Deepfake techniques have been used maliciously, resulting in strong research interests in developing Deepfake detection methods. Deepfake often manipulates the video content by tampering with some facial parts. However, this manipulation usually breaks the consistency among facial parts, e.g., Deepfake may change smiling lips to upset, but the eyes are still smiling. Existing works propose to spot inconsistency on some specific facial parts (e.g., lips), but they may perform poorly if new Deepfake techniques focus on the specific facial parts used by the detector. Thus, this paper proposes a new Deepfake detection model, DeepfakeMAE, which can utilize the consistencies among all facial parts. Specifically, given a real face image, we first pretrain a masked autoencoder to learn facial part consistency by randomly masking some facial parts and reconstructing missing areas based on the remaining facial parts.
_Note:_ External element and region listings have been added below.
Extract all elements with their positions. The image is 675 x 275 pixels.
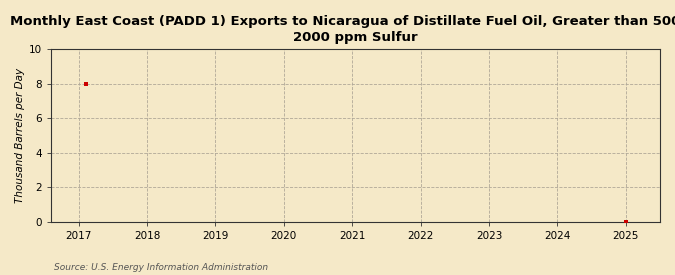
Title: Monthly East Coast (PADD 1) Exports to Nicaragua of Distillate Fuel Oil, Greater: Monthly East Coast (PADD 1) Exports to N… (10, 15, 675, 44)
Text: Source: U.S. Energy Information Administration: Source: U.S. Energy Information Administ… (54, 263, 268, 272)
Y-axis label: Thousand Barrels per Day: Thousand Barrels per Day (15, 68, 25, 203)
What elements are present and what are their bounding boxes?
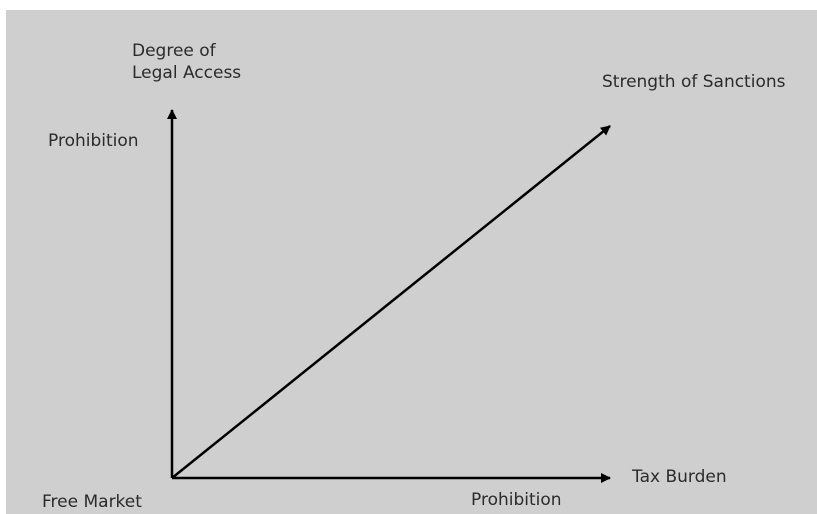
origin-label: Free Market bbox=[42, 492, 142, 512]
x-axis-end-label: Prohibition bbox=[471, 490, 562, 510]
diagonal-axis-line bbox=[171, 125, 611, 479]
x-axis-title: Tax Burden bbox=[632, 467, 727, 487]
diagonal-axis-label: Strength of Sanctions bbox=[602, 72, 786, 92]
y-axis-title: Degree of Legal Access bbox=[132, 41, 242, 83]
y-axis-top-label: Prohibition bbox=[48, 131, 139, 151]
diagram-panel bbox=[6, 10, 817, 514]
Furthermore, to maximize the discrepancy between real and fake videos, we propose a novel model with dual networks that utilize the pretrained encoder and decoder, respectively. 1) The pretrained encoder is finetuned for capturing the overall information of the given video. 2) The pretrained decoder is utilized for distinguishing real and fake videos based on the motivation that DeepfakeMAE's reconstruction should be more similar to a real face image than a fake one. Our extensive experiments on standard benchmarks demonstrate that DeepfakeMAE is highly effective and especially outperforms the previous state-of-the-art method by 3.1% AUC on average in cross-dataset detection.

翻译：深度伪造技术被恶意使用，引发了开发深度伪造检测方法的强烈研究兴趣。深度伪造通常通过篡改某些面部部分来操纵视频内容。然而，这种操纵往往会破坏面部各部分之间的一致性，例如，深度伪造可能将微笑的嘴唇改成不悦，但眼睛仍保持微笑状态。现有研究提出检测特定面部部分（如嘴唇）的不一致性，但如果新的深度伪造技术聚焦于检测器所使用的特定面部部分，这些方法可能表现不佳。因此，本文提出了一种新的深度伪造检测模型DeepfakeMAE，该模型能够利用所有面部部分之间的一致性。具体而言，给定一张真实人脸图像，我们首先预训练一个掩码自编码器，通过随机掩码一些面部部分并基于剩余的面部部分重建缺失区域来学习面部部分一致性。此外，为了最大化真实视频与伪造视频之间的差异，我们提出了一种新颖的双网络模型，分别利用预训练的编码器和解码器。1）预训练的编码器经过微调，用于捕捉给定视频的整体信息。2）预训练的解码器用于区分真实与伪造视频，其动机是DeepfakeMAE的重建结果应更接近真实人脸图像而非伪造图像。我们在标准基准上的大量实验表明，DeepfakeMAE非常有效，尤其在跨数据集检测中，平均AUC比之前的最先进方法高出3.1%。